On Gemini and other VLMs - we excluded these models because they don't do visual grounding - aka they don't provide page layouts, bounding boxes of elements on the pages. This is a table stakes feature for use-cases customers are building with Tensorlake. It wouldn't be possible to build citations without bounding boxes.
On pricing - we are probably the only company offer a pure on-demand pricing without any tiers. With Tensorlake, you can get back markdown from every page, summaries of figures, tables and charts, structured data, page classification, etc - in ONE api call. This means we are running a bunch of different models under the hood. If you add up the token count, and complexity of infrastructure to build a complex pipeline around Gemini, and other OCR/Layout detection model I bet the price you would end up with won't be any cheaper than what we provide :) Plus doing this at scale is very very complex - it requires building a lot of sophisticated infrastructure - another source of cost behind modern Document Ingestion services.

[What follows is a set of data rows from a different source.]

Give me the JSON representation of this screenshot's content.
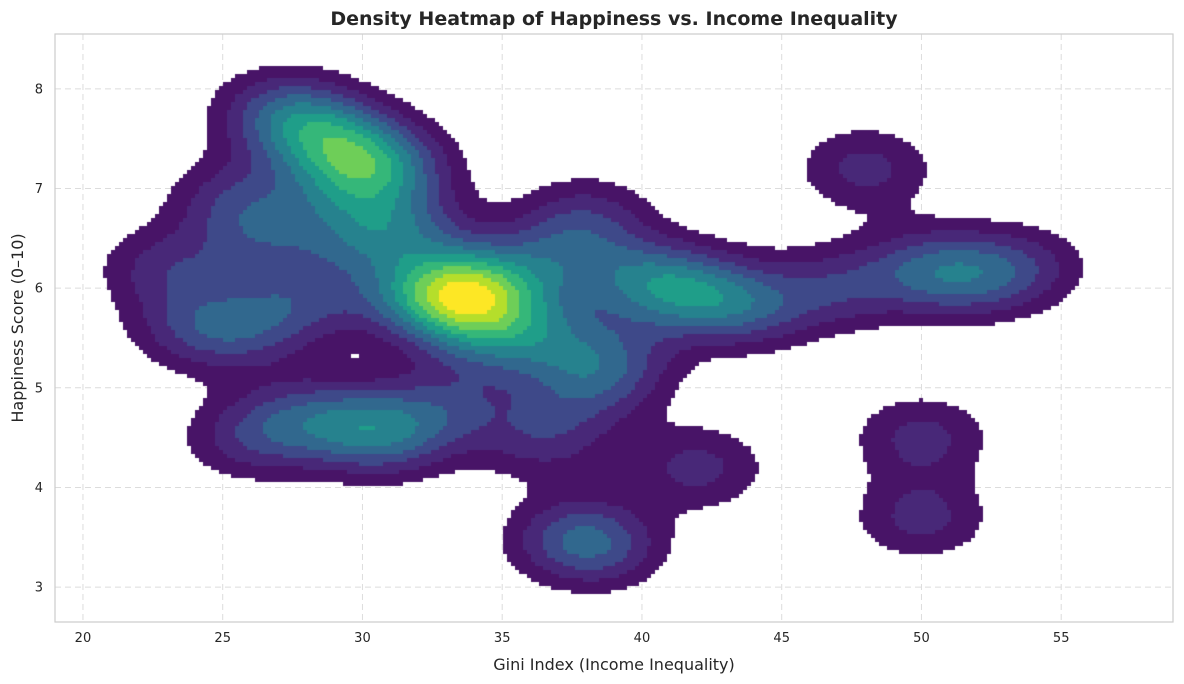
{
  "chart_data": {
    "type": "heatmap",
    "subtype": "kde-density-contour",
    "title": "Density Heatmap of Happiness vs. Income Inequality",
    "xlabel": "Gini Index (Income Inequality)",
    "ylabel": "Happiness Score (0–10)",
    "xlim": [
      19,
      59
    ],
    "ylim": [
      2.65,
      8.55
    ],
    "xticks": [
      20,
      25,
      30,
      35,
      40,
      45,
      50,
      55
    ],
    "yticks": [
      3,
      4,
      5,
      6,
      7,
      8
    ],
    "grid": true,
    "colormap": "viridis",
    "levels": 10,
    "bandwidth_x": 1.7,
    "bandwidth_y": 0.3,
    "min_density_fraction": 0.1,
    "points": [
      {
        "x": 27.0,
        "y": 7.8
      },
      {
        "x": 28.0,
        "y": 7.6
      },
      {
        "x": 29.0,
        "y": 7.5
      },
      {
        "x": 30.0,
        "y": 7.3
      },
      {
        "x": 31.0,
        "y": 7.2
      },
      {
        "x": 29.5,
        "y": 7.0
      },
      {
        "x": 25.5,
        "y": 6.9
      },
      {
        "x": 26.5,
        "y": 6.5
      },
      {
        "x": 33.0,
        "y": 6.0
      },
      {
        "x": 34.0,
        "y": 6.1
      },
      {
        "x": 33.5,
        "y": 5.8
      },
      {
        "x": 35.0,
        "y": 5.9
      },
      {
        "x": 32.0,
        "y": 5.9
      },
      {
        "x": 34.5,
        "y": 5.5
      },
      {
        "x": 23.0,
        "y": 6.2
      },
      {
        "x": 24.0,
        "y": 5.6
      },
      {
        "x": 26.0,
        "y": 5.6
      },
      {
        "x": 28.0,
        "y": 5.9
      },
      {
        "x": 30.0,
        "y": 6.5
      },
      {
        "x": 31.5,
        "y": 6.6
      },
      {
        "x": 37.0,
        "y": 6.3
      },
      {
        "x": 38.0,
        "y": 6.7
      },
      {
        "x": 36.5,
        "y": 5.5
      },
      {
        "x": 40.0,
        "y": 6.1
      },
      {
        "x": 41.0,
        "y": 6.0
      },
      {
        "x": 42.5,
        "y": 5.9
      },
      {
        "x": 44.0,
        "y": 5.8
      },
      {
        "x": 39.0,
        "y": 5.3
      },
      {
        "x": 38.0,
        "y": 5.0
      },
      {
        "x": 30.0,
        "y": 4.6
      },
      {
        "x": 31.0,
        "y": 4.5
      },
      {
        "x": 28.0,
        "y": 4.7
      },
      {
        "x": 26.0,
        "y": 4.5
      },
      {
        "x": 33.0,
        "y": 4.8
      },
      {
        "x": 36.5,
        "y": 4.5
      },
      {
        "x": 42.0,
        "y": 4.2
      },
      {
        "x": 38.5,
        "y": 3.4
      },
      {
        "x": 37.5,
        "y": 3.5
      },
      {
        "x": 48.0,
        "y": 7.2
      },
      {
        "x": 50.0,
        "y": 6.2
      },
      {
        "x": 51.5,
        "y": 6.1
      },
      {
        "x": 53.5,
        "y": 6.2
      },
      {
        "x": 47.0,
        "y": 6.0
      },
      {
        "x": 50.0,
        "y": 4.5
      },
      {
        "x": 50.0,
        "y": 3.7
      }
    ]
  }
}
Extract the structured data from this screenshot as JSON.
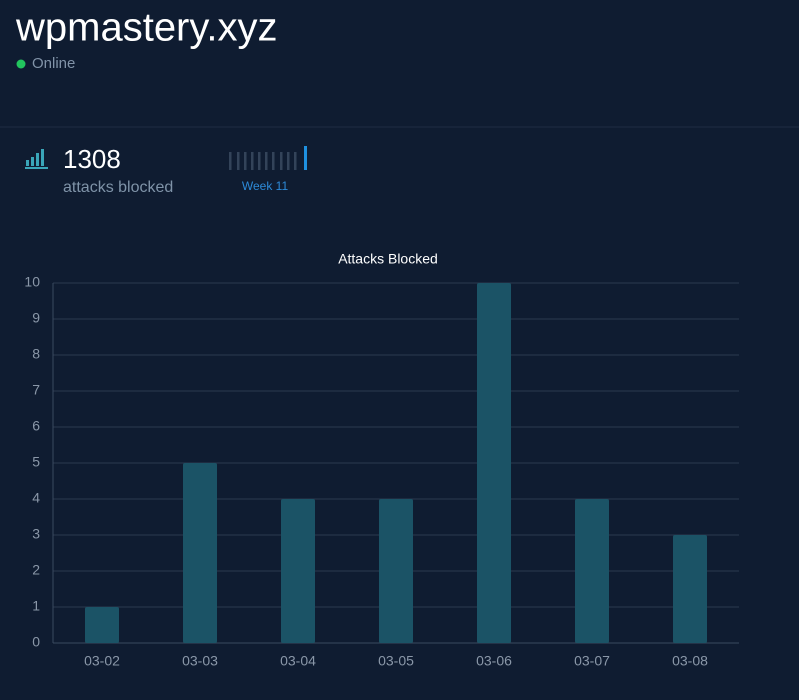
{
  "header": {
    "title": "wpmastery.xyz",
    "status": "Online"
  },
  "stats": {
    "value": 1308,
    "label": "attacks blocked",
    "week": "Week 11"
  },
  "chart_data": {
    "type": "bar",
    "title": "Attacks Blocked",
    "categories": [
      "03-02",
      "03-03",
      "03-04",
      "03-05",
      "03-06",
      "03-07",
      "03-08"
    ],
    "values": [
      1,
      5,
      4,
      4,
      10,
      4,
      3
    ],
    "color": "#1b5366",
    "ylim": [
      0,
      10
    ],
    "yticks": [
      0,
      1,
      2,
      3,
      4,
      5,
      6,
      7,
      8,
      9,
      10
    ],
    "grid": true
  }
}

Do you know you could just use the parsing engine that renders the PDF to get the output? I mean, why raster it, OCR it, and then use AI? Sounds creating a problem to use AI to solve it.
One of the biggest benefits of PDFs though is that they can contain invisible data. E.g. the spec allows me to embed cryptographic proof that I've worked at the companies I claim to have worked at within my resume. But a vision-based approach obviously isn't going to be able to capture that.